Once I Was A Clever Boy: The Battle of Hexham 1464
Once I was a clever boy learning the arts of Oxford... is a quotation from the verses written by Bishop Richard Fleming (c.1385-1431) for his tomb in Lincoln Cathedral. Fleming, the founder of Lincoln College in Oxford, is the subject of my research for a D. Phil., and, like me, a son of the West Riding. I have remarked in the past that I have a deeply meaningful on-going relationship with a dead fifteenth century bishop... it was Fleming who, in effect, enabled me to come to Oxford and to learn its arts, and for that I am immensely grateful.


Wednesday 15 May 2024

The Battle of Hexham 1464


Today is the 560th anniversary of the Battle of Hexham in 1464. Although not nor of the principal battles of those years it did nonetheless mark a stage in the conflict and the effective end of organised Lancastrian resistance to Yorkist rule in Northumberland. What remained was cleared away in the following weeks and the leadership executed. For the next four years only Harlech Castle in North Wales remained defiantly Lancastrian. 
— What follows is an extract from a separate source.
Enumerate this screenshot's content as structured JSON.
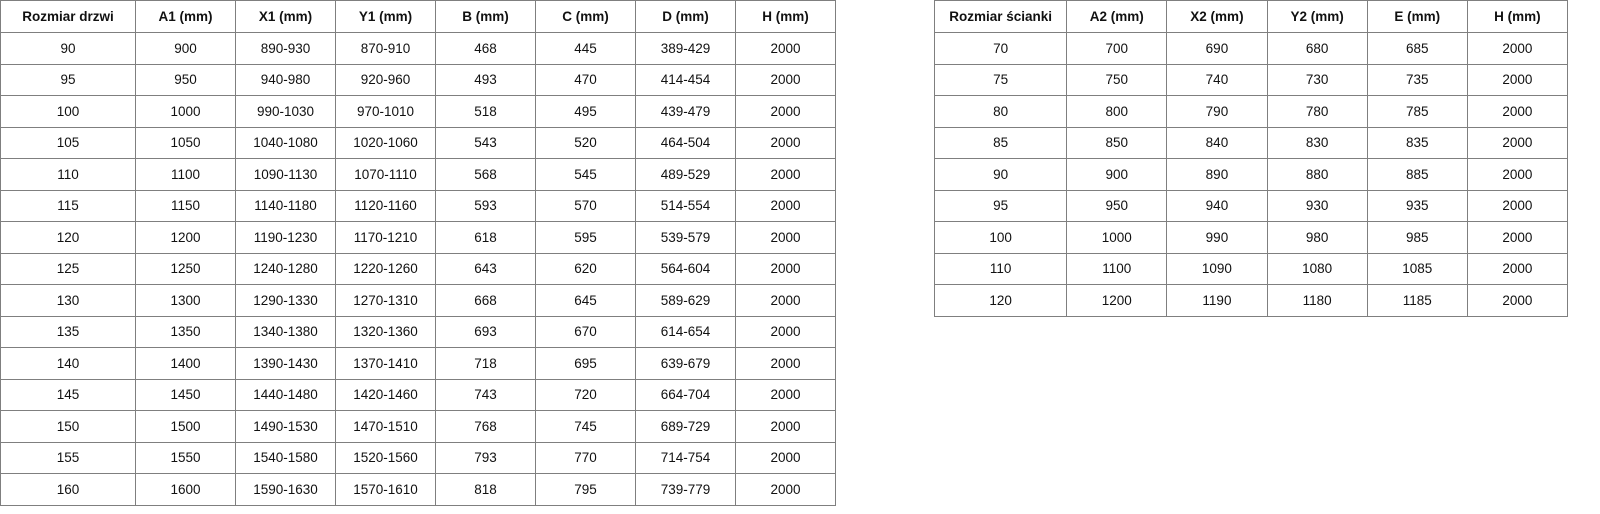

A decade ago I wrote a piece about the battle for this blog which can stil be seen at The Battle of Hexham

Apart from a few tiresome typos and the fact that most of the links no longer work I think it still worth looking at to introduce the battle and to assess its consequences.
 
To replace the lapsed links the Wikipedia lives of the two commanders are worth looking at. The one of the Yorkist  John Neville, 1st Marquess of Montagu is lengthy and detailed, that of Henry Beaufort, 3rd Duke of Somerset less satisfying as Somerset’s relatively short career deserves retelling his role as politician, military commander, diplomat, jouster and active partisan in more detail. It makes makes him a character worthy of fiction - much as most historical fiction should be avoided. It is through his one illegitimate son that the Beaufort bloodline survived in the male line, and was to be one of the sources for identifying King Richard III. The Dukes of Beaufort are all descended from him, and he their male line link to the tenth century Counts of Anjou. 

Somerset and Montagu were related - Montagu’s grandmother was Somerset’s great aunt - and Montagu’s brother Warwick the Kingmaker was married to Somerset’s mother’s younger half-sister. That relationship and the disputed Warwick inheritance helped align tha two families on different sides as conflict developed.

Most accounts of these localised but fascinating canpaigns usually conclude with the reflection that life was now peaceful under King Edward IV until Warwick and Montagu finally broke with him in 1469. However the seeds of that were certainly sown by May 1464 with the Nevilles feeling unrewarded for their efforts against the remaining Lancastrians, and, most damaging, the marriage on May 1 1464 of the Yorkist King to Lady Grey, Elizabeth Woodville. By so doing so, secretly and possibly bigamously, as he journeyed north to witness the end, as he doubtless expected, of the Lancastrians, King Edward had unconsciously set in motion the forces that were to destroy his own dynasty.